Any given instance of the miraculous might have physical causes that we do not see or understand, so, while the event may have been engineered by God at a cosmic level, it would not be defined as a miracle in the sense of God suspending physical laws. A proper understanding of ourselves as imperfect beings forces us to consider that we might be wrong. One might be 99% certain that a given event was a miracle, but the humility of our limited understanding forbids us from adding that last percent.

Science and Miracles

Some might see miracles as unnecessary interference in a world in which God already has complete control over natural processes. But the miracles of the Bible show that God has a history of using special intervention to teach us and to reveal Himself to humanity. He has chosen, on occasion, to suspend the physical laws (which He invented and sustains at every moment) and speak directly to those willing to listen. There is a purpose to every miracle, just as there is a purpose to every physical law.

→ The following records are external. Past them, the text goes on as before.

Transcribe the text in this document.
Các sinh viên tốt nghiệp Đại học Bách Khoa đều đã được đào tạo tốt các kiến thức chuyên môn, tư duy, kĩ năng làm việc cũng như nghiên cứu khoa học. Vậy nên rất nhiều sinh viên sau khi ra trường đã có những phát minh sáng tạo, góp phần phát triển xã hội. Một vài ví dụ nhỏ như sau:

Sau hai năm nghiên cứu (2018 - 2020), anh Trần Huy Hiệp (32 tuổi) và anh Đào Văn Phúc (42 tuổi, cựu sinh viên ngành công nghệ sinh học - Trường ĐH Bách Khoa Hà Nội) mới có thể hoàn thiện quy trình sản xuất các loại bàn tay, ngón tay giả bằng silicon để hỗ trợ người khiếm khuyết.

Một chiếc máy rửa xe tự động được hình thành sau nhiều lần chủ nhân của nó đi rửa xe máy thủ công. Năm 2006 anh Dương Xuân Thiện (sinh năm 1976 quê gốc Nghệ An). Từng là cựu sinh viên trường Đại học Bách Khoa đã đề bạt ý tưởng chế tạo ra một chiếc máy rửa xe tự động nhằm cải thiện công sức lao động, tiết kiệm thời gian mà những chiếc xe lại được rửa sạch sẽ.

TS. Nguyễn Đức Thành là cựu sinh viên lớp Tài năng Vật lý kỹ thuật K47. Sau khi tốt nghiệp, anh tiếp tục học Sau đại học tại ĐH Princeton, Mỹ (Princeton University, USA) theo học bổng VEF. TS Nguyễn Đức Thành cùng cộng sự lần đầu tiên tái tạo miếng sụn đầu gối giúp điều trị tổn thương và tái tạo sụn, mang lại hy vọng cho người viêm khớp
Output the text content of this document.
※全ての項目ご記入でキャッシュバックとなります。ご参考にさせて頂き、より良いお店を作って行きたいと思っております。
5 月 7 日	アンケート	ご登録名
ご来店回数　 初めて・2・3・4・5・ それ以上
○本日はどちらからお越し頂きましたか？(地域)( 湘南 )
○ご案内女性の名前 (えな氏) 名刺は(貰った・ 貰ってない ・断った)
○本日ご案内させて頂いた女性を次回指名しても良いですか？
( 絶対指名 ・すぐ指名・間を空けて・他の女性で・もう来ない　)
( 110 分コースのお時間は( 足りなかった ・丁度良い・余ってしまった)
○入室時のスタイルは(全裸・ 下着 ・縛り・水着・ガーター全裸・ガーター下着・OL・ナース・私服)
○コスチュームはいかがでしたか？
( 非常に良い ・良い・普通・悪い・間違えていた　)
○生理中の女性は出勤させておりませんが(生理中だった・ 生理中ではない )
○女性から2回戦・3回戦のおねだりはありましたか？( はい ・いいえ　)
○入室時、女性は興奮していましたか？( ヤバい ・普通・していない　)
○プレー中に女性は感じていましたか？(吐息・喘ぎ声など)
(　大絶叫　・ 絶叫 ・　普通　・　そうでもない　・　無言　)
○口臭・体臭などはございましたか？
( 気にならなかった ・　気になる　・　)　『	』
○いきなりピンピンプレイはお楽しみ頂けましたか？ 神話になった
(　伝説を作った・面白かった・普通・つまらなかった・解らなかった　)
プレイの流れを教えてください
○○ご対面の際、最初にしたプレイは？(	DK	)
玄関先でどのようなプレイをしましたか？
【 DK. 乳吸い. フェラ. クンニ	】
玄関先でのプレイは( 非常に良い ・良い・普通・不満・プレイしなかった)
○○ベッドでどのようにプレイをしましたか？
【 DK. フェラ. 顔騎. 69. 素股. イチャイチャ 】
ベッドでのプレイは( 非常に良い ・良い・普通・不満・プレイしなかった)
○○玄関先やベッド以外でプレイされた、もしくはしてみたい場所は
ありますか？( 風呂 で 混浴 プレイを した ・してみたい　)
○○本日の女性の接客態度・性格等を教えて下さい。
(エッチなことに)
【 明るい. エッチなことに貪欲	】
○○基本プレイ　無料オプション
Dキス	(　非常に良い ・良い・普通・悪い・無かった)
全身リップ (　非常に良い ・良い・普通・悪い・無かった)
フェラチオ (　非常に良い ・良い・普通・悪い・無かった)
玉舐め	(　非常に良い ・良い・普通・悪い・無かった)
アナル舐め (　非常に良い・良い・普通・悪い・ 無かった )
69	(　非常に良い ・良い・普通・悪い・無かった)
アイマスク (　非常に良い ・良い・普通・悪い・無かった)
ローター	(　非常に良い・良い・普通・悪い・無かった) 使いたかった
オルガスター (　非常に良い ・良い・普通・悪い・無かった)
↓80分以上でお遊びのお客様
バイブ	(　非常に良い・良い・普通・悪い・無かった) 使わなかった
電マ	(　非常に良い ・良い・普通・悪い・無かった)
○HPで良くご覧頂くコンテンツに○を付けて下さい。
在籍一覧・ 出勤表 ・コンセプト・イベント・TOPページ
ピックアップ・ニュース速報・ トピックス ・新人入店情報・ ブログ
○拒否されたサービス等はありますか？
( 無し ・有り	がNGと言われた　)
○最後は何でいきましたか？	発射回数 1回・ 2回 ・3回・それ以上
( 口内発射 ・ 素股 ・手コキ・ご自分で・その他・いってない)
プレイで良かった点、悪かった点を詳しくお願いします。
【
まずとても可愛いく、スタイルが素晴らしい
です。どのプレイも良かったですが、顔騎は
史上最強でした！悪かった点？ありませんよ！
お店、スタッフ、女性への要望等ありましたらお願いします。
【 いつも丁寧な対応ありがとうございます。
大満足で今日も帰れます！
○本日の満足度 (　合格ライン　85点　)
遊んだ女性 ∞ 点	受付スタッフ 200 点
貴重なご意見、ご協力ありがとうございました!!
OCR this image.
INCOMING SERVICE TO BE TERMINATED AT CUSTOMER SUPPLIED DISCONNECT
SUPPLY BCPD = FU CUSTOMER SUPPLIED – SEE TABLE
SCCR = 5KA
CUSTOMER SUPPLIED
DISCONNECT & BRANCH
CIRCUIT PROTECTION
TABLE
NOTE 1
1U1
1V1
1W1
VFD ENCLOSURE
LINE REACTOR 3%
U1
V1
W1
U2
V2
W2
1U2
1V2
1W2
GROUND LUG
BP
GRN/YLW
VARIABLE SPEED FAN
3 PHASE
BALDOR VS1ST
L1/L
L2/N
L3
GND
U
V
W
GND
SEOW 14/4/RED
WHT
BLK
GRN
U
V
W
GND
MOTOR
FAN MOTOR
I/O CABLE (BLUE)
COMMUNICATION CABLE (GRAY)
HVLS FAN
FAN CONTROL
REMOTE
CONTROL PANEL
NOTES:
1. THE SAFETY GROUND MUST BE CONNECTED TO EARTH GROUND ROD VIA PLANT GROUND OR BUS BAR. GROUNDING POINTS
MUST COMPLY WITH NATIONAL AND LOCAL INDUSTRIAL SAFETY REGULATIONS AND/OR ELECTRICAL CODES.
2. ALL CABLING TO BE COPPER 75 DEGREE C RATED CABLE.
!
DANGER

It is not possible for science to disprove all miracles. It may be possible to show in some specific instance of a miracle that it has physical causes, but scientific methods simply cannot rule out that miracles ever happen anywhere. It is not even a scientific question, but a philosophical one.

For the sake of truth, Christians should embrace the skeptical tendency to test everything that can be tested and debunk false miracles when they are reported. But ultimately, there are many things that are simply not subject to scientific testing, and so we must humbly balance our logic with the mysterious and wonderful gift of faith.